Falkirk Wheel, Panoramic view.
Image by Cameron Lyall, GNU license Wikimedia

14 June 2011

Communication, Logistics, and Industry--Dundee, the UK, and the US

With that long title, this will either be a really cool post or an aimless wander that exactly three people will understand. I am hoping for both.

During the walking tour of Dundee, our tour guide--Karen--made a very specific point about the rail system on the docks next to the HMs Unicorn: the rails were owned by the different companies that used the docks for trade. I am not sure anyone else noticed, but at least two of the tracks I saw were of different gauge, meaning each line could only be used by its own company.

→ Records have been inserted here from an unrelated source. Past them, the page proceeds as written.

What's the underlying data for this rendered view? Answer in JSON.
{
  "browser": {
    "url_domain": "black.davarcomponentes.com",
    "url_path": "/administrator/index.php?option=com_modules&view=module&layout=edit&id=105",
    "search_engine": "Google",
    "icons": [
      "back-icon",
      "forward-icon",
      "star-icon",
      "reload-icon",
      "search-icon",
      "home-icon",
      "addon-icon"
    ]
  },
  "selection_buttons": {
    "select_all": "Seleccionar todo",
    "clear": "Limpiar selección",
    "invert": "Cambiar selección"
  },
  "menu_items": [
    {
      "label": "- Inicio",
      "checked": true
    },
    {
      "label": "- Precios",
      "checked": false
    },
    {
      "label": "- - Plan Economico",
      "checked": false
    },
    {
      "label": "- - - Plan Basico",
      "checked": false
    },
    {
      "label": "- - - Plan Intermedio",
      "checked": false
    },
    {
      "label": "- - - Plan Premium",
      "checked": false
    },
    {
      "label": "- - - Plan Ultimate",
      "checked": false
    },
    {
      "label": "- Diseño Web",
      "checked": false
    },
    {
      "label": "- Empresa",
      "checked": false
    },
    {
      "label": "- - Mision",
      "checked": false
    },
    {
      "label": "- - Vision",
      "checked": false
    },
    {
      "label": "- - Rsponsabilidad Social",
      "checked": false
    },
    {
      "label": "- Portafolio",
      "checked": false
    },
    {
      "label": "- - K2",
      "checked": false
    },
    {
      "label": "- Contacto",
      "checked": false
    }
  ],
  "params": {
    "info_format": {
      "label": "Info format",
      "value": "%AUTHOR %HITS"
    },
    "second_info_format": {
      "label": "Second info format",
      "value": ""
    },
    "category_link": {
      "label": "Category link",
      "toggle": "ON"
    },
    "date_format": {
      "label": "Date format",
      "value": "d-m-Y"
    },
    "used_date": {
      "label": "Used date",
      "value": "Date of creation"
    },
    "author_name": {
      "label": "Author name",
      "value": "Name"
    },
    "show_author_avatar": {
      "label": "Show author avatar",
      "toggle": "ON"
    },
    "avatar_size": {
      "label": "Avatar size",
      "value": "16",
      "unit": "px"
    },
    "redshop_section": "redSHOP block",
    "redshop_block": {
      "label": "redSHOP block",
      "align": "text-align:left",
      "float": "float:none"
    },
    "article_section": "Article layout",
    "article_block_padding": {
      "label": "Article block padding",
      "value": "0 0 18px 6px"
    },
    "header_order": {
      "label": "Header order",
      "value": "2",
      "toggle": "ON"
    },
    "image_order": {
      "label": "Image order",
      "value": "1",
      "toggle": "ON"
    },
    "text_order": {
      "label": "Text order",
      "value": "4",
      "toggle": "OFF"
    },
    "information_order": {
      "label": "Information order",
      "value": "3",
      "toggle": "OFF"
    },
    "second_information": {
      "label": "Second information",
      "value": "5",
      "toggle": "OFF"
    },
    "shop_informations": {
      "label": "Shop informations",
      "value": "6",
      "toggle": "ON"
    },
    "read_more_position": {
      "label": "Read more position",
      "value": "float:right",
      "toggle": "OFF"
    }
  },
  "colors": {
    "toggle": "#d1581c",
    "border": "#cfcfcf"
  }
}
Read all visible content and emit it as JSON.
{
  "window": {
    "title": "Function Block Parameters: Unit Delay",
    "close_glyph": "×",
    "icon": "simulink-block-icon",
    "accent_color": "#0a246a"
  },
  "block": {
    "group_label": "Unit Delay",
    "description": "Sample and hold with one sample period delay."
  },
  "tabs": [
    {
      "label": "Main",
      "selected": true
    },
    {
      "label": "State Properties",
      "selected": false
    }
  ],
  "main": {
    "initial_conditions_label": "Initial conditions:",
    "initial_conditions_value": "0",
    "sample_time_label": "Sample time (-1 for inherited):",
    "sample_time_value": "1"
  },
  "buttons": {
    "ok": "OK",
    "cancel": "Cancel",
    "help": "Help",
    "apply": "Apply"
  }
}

When talking about the Tay Rail Bridge disaster in 1879, much was made about the lack of communication and oversight over and about the casting of the iron anchors. The folks at Wormit foundry most likely did the best job that they could, but a lack of communication about the design, the requirements of the bolt holes, and the proper casting of Cleveland iron all created weaknesses.

And then I saw this article in my Yahoo UK news feed. Buried part of the way into the article is a nice sentence that bears quoting:
"Working together doesn't work out if firemen aren't using the same radios, or the same breathing apparatus, or any number of apparently insignificant differences."

This all got me thinking about a huge government center not far from where I used to live: National Interagency Coordination Center. Due to a level of irony normally reserved for farce, their website is currently down, but the mission of the agency is to make sure everyone at a disaster has the same radios, the same food, the same power converters, and all of those "apparently insignificant" details.

So where does this all lead me? Well, it leads me to wonder about post-industrial (PI) growth and development. One aspect of PI is that huge industrial complexes are going away and that smaller, more flexible production is becoming more and more common. This creates an interesting situation for larger projects. The Tay Rail bridge was a huge undertaking in its day, and there was no one organization that had enough skill and resources to manage the entire project. As time rolled by, the custom rail systems on the docks and the standards for casting iron became more streamlined and standardized because huge companies had the resources and capital to get everyone on the same page. Now that level of ability is only achievable by a government agency, and even then it is a huge struggle.

PI has many positive facets, but there is also the possibility that smaller, more specialized organizations might lose some of the wide-ranging logistic and communication abilities that allow mega-projects to happen.